Crikey OJ he has grown tall, I would look like a midget beside him ! Glad that At least your BIL and SIL are behaving nicely. I will think of your Steve tomorrow.

FrankTurnersGuitar · 08/06/2015 23:34

He towers over me I'm only 5ft 3 so it's not difficult, Steve was 6ft.
I'm not sure Elliot has finished growing yet, if he carries on he will need to stick his head out of the sunroof!

OP posts:
GaryBaldy · 09/06/2015 09:12

Thoughts with you all today OJ Flowers

mummylin2495 · 09/06/2015 10:00

Remembering Steve , OJ and family today. I can't believe it's seven years. Thanks

TheWildRumpyPumpus · 09/06/2015 10:47

Bless you OJ and family - I had my candle lit for Steve and served up trifle along with so many other MNers.

I hope your health is on the mend now, I remember you being in the wars recently.

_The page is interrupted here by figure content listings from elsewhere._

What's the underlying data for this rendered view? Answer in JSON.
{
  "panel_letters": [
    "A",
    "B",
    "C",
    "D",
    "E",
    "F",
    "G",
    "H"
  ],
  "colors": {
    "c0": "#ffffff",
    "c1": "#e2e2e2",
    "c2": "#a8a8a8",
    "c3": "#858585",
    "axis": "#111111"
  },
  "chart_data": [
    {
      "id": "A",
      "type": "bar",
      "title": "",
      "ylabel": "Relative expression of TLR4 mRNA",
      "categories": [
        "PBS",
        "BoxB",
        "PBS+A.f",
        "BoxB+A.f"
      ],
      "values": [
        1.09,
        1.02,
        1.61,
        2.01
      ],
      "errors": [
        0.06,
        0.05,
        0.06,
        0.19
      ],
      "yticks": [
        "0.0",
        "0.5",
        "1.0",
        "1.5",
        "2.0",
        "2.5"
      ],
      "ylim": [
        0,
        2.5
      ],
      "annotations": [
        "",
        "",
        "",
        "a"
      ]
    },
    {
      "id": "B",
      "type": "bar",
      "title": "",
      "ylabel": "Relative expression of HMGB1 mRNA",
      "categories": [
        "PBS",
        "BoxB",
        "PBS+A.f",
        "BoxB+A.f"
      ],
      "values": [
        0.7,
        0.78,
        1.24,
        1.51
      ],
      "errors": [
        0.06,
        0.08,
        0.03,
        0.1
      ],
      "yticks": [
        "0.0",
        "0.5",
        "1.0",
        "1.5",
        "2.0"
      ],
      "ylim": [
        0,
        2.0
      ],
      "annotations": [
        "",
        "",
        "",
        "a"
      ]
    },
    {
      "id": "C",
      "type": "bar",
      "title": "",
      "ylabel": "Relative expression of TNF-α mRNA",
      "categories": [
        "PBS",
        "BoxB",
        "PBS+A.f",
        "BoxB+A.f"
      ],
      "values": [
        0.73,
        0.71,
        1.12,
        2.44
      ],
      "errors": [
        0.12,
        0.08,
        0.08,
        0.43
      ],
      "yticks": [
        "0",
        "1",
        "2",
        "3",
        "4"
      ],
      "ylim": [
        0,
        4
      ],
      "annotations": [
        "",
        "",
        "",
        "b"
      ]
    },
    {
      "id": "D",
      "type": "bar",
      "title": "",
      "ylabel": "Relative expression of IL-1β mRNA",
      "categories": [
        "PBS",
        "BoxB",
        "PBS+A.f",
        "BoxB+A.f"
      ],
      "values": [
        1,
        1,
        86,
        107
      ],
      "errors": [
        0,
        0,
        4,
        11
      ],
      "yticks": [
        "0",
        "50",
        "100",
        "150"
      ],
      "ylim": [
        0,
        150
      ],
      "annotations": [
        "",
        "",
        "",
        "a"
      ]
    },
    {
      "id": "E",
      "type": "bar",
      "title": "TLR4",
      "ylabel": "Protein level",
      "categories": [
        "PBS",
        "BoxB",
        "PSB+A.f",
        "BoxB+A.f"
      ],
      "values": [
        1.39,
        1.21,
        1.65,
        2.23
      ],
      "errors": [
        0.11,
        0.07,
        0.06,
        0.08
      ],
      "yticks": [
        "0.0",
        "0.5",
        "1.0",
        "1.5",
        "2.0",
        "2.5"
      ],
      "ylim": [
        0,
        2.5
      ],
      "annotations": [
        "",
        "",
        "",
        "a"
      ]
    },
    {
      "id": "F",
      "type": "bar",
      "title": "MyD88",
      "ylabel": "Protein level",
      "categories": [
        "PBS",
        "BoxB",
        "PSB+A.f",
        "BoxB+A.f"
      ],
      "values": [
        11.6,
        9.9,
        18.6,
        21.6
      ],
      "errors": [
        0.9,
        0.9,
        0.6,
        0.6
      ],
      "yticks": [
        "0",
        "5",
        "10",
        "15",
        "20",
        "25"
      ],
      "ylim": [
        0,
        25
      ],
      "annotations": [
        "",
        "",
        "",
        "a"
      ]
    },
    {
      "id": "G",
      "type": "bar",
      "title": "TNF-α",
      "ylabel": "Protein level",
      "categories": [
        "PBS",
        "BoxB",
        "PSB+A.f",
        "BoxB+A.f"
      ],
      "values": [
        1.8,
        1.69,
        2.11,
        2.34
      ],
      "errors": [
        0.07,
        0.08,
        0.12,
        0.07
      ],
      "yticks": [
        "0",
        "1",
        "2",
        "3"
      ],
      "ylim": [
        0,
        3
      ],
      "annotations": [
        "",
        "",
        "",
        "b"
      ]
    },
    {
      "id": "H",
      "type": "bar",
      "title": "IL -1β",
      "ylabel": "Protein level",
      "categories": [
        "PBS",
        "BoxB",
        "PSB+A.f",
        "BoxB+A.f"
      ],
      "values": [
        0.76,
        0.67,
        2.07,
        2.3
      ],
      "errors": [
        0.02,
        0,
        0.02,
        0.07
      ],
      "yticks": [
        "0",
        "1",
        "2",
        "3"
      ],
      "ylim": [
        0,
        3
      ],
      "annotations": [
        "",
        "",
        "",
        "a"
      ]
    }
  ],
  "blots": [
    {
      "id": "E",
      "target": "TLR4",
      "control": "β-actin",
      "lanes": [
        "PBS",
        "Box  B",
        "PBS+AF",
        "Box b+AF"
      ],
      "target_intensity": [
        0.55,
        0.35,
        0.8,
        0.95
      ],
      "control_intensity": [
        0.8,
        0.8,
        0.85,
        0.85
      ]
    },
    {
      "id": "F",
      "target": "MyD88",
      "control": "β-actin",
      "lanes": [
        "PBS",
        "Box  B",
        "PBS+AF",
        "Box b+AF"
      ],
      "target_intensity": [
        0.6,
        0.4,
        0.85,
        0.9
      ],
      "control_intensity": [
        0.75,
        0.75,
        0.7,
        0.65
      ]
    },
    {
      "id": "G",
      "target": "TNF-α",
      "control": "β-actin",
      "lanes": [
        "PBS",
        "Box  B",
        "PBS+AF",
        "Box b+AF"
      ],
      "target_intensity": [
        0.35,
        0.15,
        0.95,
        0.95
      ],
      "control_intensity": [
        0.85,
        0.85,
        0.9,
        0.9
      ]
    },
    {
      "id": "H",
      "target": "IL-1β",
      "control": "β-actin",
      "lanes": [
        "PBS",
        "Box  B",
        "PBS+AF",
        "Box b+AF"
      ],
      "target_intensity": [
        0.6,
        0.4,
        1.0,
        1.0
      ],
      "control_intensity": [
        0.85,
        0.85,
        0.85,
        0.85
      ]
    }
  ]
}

FrankTurnersGuitar · 09/06/2015 15:16

Thank you all.
A few spoons of trifle will be eaten tonight. Flowers

OP posts:
Weebirdie · 09/06/2015 16:29

Frank, my son is also 6'4" tall.

He's currently upstairs in the shower having just come in from a 5 km walk that he does every day. He's doing his tigger on speed impression and if you were visiting us you'd be thinking that any minute now he'll be coming through the ceiling.

I hope you're girls had a lovely birthday, they sound very much like my boy, and if there's any trifle left I'll join you in a few spoonfuls of it.

We can all wash it down with a bottle of fizz I have in the fridge.